Clarifying journalists at a press conference, FDA chief Stephen Hahn said it was only for use in trials at the moment.
Dissecting the White House briefing on Coronavirus, Bloomberg highlighted key takeaways from President Donald Trump’s news conference on the coronavirus response:
Trump spent the bulk of the press conference touting possible treatments for Covid-19, even though the FDA commissioner repeatedly tempered expectations. There are a number of open questions, including when Americans can expect testing to be widely available and when supplies like masks will be more readily available to protect health-care workers.

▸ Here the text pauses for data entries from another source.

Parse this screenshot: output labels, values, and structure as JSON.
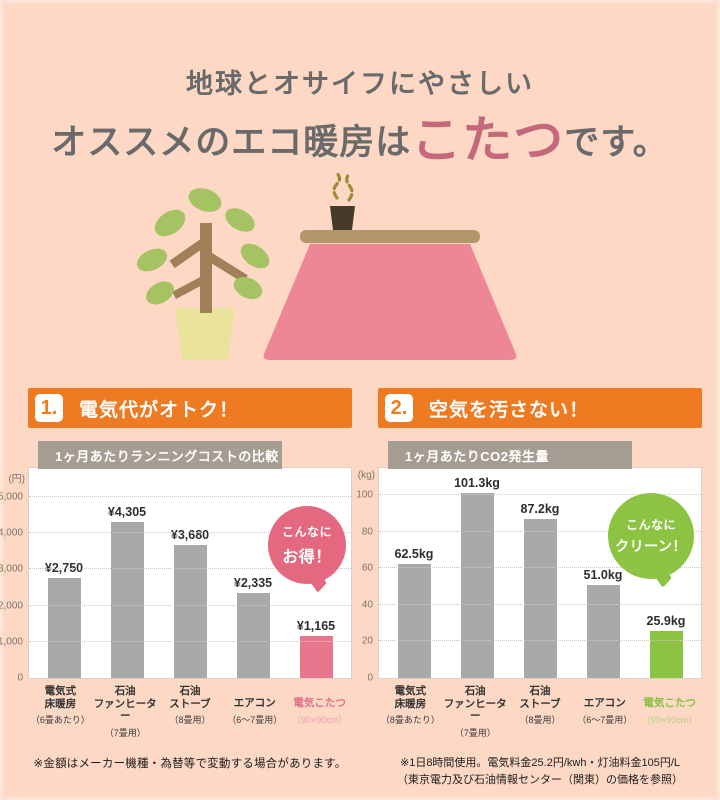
{
  "page": {
    "title_line1": "地球とオサイフにやさしい",
    "title_line2_prefix": "オススメのエコ暖房は",
    "title_line2_highlight": "こたつ",
    "title_line2_suffix": "です。",
    "highlight_color": "#c4687c",
    "background_color": "#fcd8c5",
    "accent_orange": "#ee7a22"
  },
  "sections": [
    {
      "number": "1.",
      "heading": "電気代がオトク！",
      "badge_line1": "こんなに",
      "badge_line2": "お得！",
      "badge_color": "#e36880",
      "note": "※金額はメーカー機種・為替等で変動する場合があります。"
    },
    {
      "number": "2.",
      "heading": "空気を汚さない！",
      "badge_line1": "こんなに",
      "badge_line2": "クリーン！",
      "badge_color": "#8cc342",
      "note_line1": "※1日8時間使用。電気料金25.2円/kwh・灯油料金105円/L",
      "note_line2": "（東京電力及び石油情報センター（関東）の価格を参照）"
    }
  ],
  "chart_data": [
    {
      "type": "bar",
      "title": "1ヶ月あたりランニングコストの比較",
      "unit_display": "(円)",
      "ylabel": "円",
      "ylim": [
        0,
        5800
      ],
      "grid": true,
      "yticks": [
        0,
        1000,
        2000,
        3000,
        4000,
        5000
      ],
      "ytick_labels": [
        "0",
        "1,000",
        "2,000",
        "3,000",
        "4,000",
        "5,000"
      ],
      "categories": [
        "電気式\n床暖房",
        "石油\nファンヒーター",
        "石油\nストーブ",
        "エアコン",
        "電気こたつ"
      ],
      "category_notes": [
        "（6畳あたり）",
        "（7畳用）",
        "（8畳用）",
        "（6〜7畳用）",
        "（90×90cm）"
      ],
      "values": [
        2750,
        4305,
        3680,
        2335,
        1165
      ],
      "value_labels": [
        "¥2,750",
        "¥4,305",
        "¥3,680",
        "¥2,335",
        "¥1,165"
      ],
      "bar_colors": [
        "#a9a9a9",
        "#a9a9a9",
        "#a9a9a9",
        "#a9a9a9",
        "#e8778e"
      ],
      "label_colors": [
        "#333333",
        "#333333",
        "#333333",
        "#333333",
        "#e0718b"
      ],
      "paren_colors": [
        "#3a3a3a",
        "#3a3a3a",
        "#3a3a3a",
        "#3a3a3a",
        "#efa0ae"
      ],
      "annotation": "こんなにお得！"
    },
    {
      "type": "bar",
      "title": "1ヶ月あたりCO2発生量",
      "unit_display": "(kg)",
      "ylabel": "kg",
      "ylim": [
        0,
        115
      ],
      "grid": true,
      "yticks": [
        0,
        20,
        40,
        60,
        80,
        100
      ],
      "ytick_labels": [
        "0",
        "20",
        "40",
        "60",
        "80",
        "100"
      ],
      "categories": [
        "電気式\n床暖房",
        "石油\nファンヒーター",
        "石油\nストーブ",
        "エアコン",
        "電気こたつ"
      ],
      "category_notes": [
        "（8畳あたり）",
        "（7畳用）",
        "（8畳用）",
        "（6〜7畳用）",
        "（90×90cm）"
      ],
      "values": [
        62.5,
        101.3,
        87.2,
        51.0,
        25.9
      ],
      "value_labels": [
        "62.5kg",
        "101.3kg",
        "87.2kg",
        "51.0kg",
        "25.9kg"
      ],
      "bar_colors": [
        "#a9a9a9",
        "#a9a9a9",
        "#a9a9a9",
        "#a9a9a9",
        "#8cc342"
      ],
      "label_colors": [
        "#333333",
        "#333333",
        "#333333",
        "#333333",
        "#8bbf45"
      ],
      "paren_colors": [
        "#3a3a3a",
        "#3a3a3a",
        "#3a3a3a",
        "#3a3a3a",
        "#b5d37f"
      ],
      "annotation": "こんなにクリーン！"
    }
  ]
}
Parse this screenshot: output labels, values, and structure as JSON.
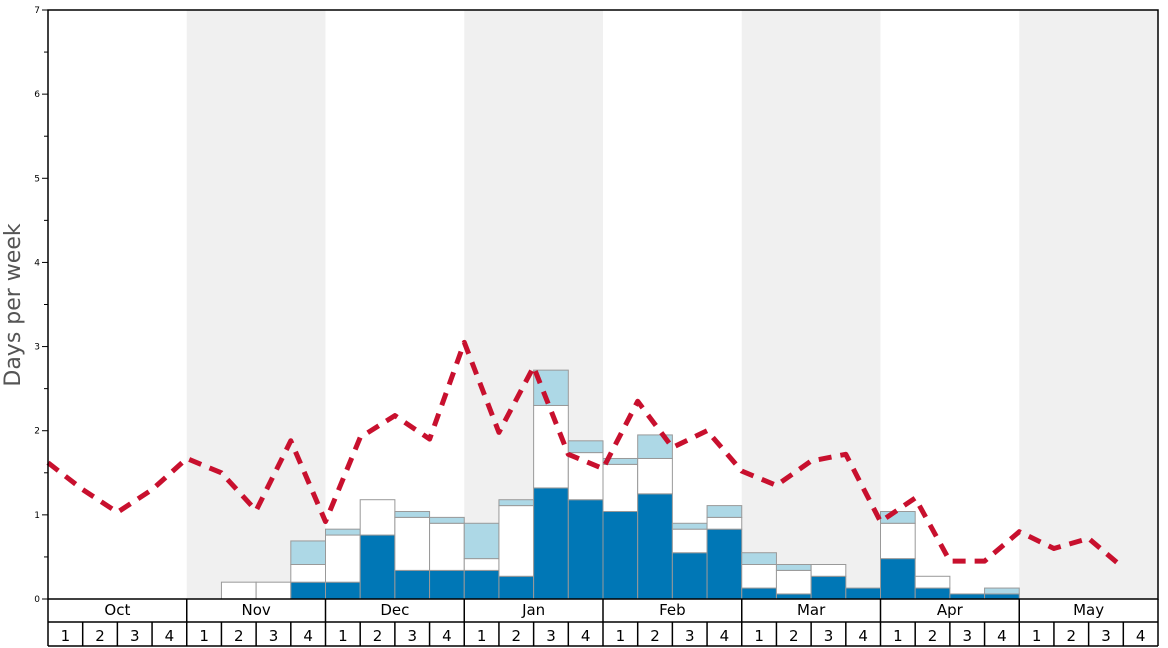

Like previous White House briefings, this one suffered from conflicting messages from the president and his advisers. Trump, for example, said the malaria drug chloroquine had been approved and could be given to coronavirus patients with a prescription. But an FDA spokesperson clarified mid-press conference that the drug had not been approved for use with Covid-19 patients and FDA chief Stephen Hahn added it was only for use in trials at the moment.
Trump threw his support behind the possibility of the federal government taking equity stakes in companies hurt by the virus outbreak as part of an economic stimulus plan, an idea floated on Wednesday by top White House economic adviser Larry Kudlow. Stocks went up immediately following the news conference, with the Dow Jones Industrial Average rising more than 200 points in the immediate aftermath.
Trump’s approach to the virus response seems to be throwing it against the wall and seeing what sticks. He revealed the head of a cruise operator Carnival Corp. offered its ships to the federal government on a temporary basis. But when pressed on the idea, Trump was vague about how they would be used and suggested the decision to use them would be up to states.
The president escalated his rhetoric against China, saying the world could have stopped the spread of the coronavirus if Beijing had been more transparent at the beginning of the outbreak. He also did not rule out the possibility of retaliating against China for their handling of the virus, even as his own administration fights criticism it was too slow to respond in the U.S.